So you did your civic duty and you didn’t procrastinate: you voted early. Then the candidate who earned your vote dropped out of the race. What to do?
Early voting for the August 9th primary election began on Tuesday. And as of this morning, nearly 12,000 absentee ballots in Madison – about 7% of the city’s registered voters – have been returned. And statewide, nearly 140,000 votes had been returned as of yesterday, reports the Capital Times.
But some of those votes are for candidates who have since dropped out of the race. Republican candidate for Governor Kevin Nicholson suspended his campaign earlier this month. And this week, two candidates in the Democratic primary for US Senate canceled their campaigns to throw support behind Mandela Barnes.
So what to do if you’ve already submitted your ballot for a candidate who is no longer running?
Elections officials say you can change your vote.
Rachel Rodriguez is an Elections Specialist at the Dane County Clerk’s Office. She says you can cancel and recast your vote through a process called “spoiling.”
“Spoiling your ballot basically means that if you have made a mistake on your ballot or, in this case, maybe you have voted for somebody who’s already dropped out and you want to vote for somebody else, spoiling your ballot is the process that would allow you or would allow clerks to disregard a ballot that you may have already returned and then receive a new ballot,” says Rodriguez.
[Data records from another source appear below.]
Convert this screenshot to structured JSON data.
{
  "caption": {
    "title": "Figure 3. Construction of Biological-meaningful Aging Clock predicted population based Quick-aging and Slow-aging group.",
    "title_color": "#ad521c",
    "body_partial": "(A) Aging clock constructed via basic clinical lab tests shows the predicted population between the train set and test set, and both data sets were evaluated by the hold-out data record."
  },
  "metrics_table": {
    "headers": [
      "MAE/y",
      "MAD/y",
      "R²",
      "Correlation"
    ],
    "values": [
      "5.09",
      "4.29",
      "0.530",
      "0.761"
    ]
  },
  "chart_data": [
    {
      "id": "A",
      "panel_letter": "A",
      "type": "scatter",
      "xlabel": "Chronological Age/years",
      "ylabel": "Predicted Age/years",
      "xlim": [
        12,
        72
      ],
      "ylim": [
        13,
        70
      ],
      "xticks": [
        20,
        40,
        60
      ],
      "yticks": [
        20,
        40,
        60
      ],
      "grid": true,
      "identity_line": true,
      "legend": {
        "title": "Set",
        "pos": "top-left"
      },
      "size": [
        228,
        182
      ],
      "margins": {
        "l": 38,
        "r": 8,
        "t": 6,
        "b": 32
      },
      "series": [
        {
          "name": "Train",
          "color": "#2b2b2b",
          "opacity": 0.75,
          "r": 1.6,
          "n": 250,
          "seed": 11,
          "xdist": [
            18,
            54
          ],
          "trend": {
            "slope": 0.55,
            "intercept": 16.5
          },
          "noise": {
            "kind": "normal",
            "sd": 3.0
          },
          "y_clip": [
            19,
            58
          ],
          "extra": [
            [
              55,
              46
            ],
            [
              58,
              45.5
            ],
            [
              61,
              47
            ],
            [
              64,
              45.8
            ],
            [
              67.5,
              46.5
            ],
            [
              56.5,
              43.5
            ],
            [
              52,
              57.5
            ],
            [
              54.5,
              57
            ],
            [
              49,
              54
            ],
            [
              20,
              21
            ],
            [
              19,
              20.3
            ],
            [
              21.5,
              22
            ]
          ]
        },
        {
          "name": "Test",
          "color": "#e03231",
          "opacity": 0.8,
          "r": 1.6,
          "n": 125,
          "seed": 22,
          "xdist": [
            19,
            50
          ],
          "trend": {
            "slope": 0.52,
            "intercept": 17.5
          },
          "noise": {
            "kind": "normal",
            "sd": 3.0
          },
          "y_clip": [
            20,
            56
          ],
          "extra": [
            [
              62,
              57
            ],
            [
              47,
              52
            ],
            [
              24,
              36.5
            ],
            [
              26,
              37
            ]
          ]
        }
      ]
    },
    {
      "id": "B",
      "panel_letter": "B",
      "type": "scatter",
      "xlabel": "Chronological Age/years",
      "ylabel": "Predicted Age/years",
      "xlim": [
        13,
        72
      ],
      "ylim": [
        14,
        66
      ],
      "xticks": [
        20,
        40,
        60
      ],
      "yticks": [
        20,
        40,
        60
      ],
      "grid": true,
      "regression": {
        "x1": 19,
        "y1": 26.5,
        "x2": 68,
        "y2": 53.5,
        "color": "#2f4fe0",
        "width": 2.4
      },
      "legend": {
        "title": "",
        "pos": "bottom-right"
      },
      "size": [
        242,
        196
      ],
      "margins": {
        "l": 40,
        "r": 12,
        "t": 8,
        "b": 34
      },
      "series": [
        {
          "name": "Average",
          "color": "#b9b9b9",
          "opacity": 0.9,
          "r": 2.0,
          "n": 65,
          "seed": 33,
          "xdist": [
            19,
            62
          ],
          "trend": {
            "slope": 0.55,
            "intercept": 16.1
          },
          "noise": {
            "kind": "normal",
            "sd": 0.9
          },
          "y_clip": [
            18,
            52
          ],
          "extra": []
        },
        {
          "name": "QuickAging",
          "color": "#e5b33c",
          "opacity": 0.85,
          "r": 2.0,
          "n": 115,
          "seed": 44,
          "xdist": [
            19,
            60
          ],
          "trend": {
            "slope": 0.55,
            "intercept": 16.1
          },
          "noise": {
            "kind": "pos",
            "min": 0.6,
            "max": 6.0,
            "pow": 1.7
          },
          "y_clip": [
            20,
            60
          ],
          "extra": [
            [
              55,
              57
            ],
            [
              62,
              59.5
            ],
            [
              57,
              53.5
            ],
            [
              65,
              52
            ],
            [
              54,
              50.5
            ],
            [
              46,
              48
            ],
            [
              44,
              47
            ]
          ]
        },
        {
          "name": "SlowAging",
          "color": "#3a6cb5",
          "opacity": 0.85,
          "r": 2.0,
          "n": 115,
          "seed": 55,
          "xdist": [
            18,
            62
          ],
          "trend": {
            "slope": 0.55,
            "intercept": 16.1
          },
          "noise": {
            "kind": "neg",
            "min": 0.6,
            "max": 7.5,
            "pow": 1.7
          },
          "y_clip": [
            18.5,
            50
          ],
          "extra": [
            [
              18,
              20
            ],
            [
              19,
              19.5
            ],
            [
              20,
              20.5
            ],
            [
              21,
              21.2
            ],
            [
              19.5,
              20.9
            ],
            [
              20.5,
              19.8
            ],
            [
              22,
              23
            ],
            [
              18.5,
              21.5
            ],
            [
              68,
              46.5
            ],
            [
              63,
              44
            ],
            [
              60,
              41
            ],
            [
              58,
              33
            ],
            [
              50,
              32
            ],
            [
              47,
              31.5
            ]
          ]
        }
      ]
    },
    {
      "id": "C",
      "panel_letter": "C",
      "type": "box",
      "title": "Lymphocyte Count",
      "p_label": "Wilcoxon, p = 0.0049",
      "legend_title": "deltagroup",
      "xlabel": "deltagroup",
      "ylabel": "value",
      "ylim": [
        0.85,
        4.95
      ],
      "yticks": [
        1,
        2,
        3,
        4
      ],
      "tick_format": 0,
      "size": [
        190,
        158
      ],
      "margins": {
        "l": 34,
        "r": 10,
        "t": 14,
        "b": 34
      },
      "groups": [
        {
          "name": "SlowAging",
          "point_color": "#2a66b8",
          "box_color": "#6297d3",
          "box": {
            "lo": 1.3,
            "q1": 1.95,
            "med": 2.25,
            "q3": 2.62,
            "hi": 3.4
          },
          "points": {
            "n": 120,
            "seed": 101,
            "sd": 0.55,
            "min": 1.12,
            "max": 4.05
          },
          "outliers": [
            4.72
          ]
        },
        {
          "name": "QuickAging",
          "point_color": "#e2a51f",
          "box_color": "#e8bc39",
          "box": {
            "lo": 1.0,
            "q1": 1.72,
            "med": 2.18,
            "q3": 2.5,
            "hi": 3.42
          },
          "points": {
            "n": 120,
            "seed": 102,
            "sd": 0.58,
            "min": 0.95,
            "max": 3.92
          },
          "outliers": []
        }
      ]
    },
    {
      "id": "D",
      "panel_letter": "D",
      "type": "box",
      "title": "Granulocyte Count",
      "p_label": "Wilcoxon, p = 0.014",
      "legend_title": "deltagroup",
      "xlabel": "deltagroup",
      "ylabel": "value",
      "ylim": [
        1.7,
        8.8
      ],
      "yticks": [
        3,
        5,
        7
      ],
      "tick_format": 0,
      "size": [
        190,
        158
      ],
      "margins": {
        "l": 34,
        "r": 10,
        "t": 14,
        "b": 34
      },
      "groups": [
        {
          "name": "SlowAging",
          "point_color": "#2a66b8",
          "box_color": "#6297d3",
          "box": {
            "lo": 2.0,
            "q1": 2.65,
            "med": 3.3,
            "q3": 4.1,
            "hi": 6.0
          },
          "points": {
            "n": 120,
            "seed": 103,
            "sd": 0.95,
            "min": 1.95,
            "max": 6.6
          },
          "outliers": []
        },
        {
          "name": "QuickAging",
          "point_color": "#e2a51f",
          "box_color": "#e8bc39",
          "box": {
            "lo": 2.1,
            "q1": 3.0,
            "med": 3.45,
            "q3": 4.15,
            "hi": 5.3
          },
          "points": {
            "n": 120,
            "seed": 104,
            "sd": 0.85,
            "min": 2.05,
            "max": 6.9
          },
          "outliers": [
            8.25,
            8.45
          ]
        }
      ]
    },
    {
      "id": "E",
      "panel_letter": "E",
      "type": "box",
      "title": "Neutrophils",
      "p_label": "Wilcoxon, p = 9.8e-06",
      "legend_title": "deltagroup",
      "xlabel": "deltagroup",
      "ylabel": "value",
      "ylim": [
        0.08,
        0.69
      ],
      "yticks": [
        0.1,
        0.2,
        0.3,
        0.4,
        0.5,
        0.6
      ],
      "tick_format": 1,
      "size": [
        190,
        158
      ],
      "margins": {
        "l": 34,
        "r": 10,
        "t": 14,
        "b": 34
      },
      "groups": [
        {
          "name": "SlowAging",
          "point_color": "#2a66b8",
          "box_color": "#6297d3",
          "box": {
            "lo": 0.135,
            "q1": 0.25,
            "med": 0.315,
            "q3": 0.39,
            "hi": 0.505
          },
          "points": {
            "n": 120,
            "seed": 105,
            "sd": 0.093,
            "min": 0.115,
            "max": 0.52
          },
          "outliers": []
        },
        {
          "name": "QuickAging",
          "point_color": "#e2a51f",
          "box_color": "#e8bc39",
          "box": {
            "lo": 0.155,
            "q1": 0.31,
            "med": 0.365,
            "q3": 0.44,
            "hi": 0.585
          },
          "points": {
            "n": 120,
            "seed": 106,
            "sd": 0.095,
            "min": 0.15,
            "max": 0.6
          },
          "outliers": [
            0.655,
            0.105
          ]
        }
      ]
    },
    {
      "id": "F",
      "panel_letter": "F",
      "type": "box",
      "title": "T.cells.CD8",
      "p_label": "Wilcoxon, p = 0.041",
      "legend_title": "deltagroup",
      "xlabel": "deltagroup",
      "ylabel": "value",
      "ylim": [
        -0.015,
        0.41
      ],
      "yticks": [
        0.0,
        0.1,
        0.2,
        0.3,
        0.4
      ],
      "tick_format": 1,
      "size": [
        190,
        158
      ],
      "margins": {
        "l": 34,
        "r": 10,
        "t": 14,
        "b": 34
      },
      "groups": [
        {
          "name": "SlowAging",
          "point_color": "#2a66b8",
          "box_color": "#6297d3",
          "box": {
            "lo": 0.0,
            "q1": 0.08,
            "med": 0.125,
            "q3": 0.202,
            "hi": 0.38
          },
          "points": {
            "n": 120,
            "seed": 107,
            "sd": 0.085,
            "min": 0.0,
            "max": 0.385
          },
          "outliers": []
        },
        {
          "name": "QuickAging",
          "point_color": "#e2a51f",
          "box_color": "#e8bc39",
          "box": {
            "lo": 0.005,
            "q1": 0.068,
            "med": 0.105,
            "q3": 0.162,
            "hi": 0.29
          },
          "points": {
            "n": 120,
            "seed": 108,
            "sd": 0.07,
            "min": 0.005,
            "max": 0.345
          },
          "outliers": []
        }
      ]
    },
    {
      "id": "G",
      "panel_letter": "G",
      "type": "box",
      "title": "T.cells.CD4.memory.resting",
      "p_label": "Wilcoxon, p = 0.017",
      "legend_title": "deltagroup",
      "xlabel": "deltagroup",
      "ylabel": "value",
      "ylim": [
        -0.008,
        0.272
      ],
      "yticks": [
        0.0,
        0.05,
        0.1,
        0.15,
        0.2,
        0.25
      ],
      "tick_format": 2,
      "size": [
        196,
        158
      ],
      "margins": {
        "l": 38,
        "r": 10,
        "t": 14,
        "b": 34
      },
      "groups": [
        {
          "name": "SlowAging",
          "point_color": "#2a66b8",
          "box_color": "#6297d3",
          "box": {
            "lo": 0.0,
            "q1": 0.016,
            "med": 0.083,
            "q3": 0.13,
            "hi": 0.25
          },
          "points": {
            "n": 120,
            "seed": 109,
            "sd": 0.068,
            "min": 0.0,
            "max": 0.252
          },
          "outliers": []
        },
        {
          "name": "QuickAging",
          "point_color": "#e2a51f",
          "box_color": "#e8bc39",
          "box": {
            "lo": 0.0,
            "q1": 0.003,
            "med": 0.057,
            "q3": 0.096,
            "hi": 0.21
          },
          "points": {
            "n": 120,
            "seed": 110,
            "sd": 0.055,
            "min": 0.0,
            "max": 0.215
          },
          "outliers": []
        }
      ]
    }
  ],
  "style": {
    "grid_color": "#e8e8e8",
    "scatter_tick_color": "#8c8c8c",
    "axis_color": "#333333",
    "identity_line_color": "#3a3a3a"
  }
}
You do have to make a request to spoil your ballot yourself. And, you can only do so after your original ballot arrives at your clerk’s office.
“If you were – say for example you voted by mail and you want to have a new ballot mailed to you, then I would suggest that you contact your clerk and have that clerk spoil and cancel that previous ballot that you had sent in and they can send you a new one. If you had decided that maybe you mailed a ballot in originally but now you want to vote in person absentee, you could request that that ballot be spoiled when you go to vote early. If you have returned a ballot already you could call your clerk and say, ‘hey I’d like to spoil my ballot,’ and then you could still go in person and vote on election day if you wanted to do that.”
There are multiple deadlines for spoiling a ballot. The deadline depends on whether you voted early by mail or in person. Voters who are indefinitely confined – because of age, illness, or disability – and voted early by mail have an extra day.
“If you are not an indefinitely confined absentee voter, if you requested a ballot via mail and you’re not indefinitely confined, then the deadline is 5pm the Thursday [August 4th] before the election. If you are indefinitely confined it’s 5pm the Friday [August 5th] before the election.”
If you cast a ballot in-person absentee and you still want to spoil that ballot, then the deadline becomes the end of whenever your municipal clerk is doing in-person absentee voting.”
Because of this, Rodriguez encourages voters who want to spoil their ballot to do it sooner rather than later. If you have questions, contact your municipal clerk.
Voters can spoil their ballot twice, at most. A spoiled ballot is marked and set aside by clerks to make sure it isn’t counted on election day. The clerk’s office is recommending all requests to spoil a ballot be made in writing, for sake of keeping a record in case of, for example, an audit.
You can check the status of your ballot on myvote.wi.gov by selecting the “Track my ballot” link. Information about how to contact your clerk is here.
Editor’s note: The morning following this story, Sarah Godlewski, another top contender for the US Senate race, also announced she was suspending her campaign.
Roger Pierson says
Great, essential, story! Would like to strongly suggest that copy @end re: Sarah Godlewski be darker & more prominent on the mobile (iOS, at least) version to match the web version. Thx!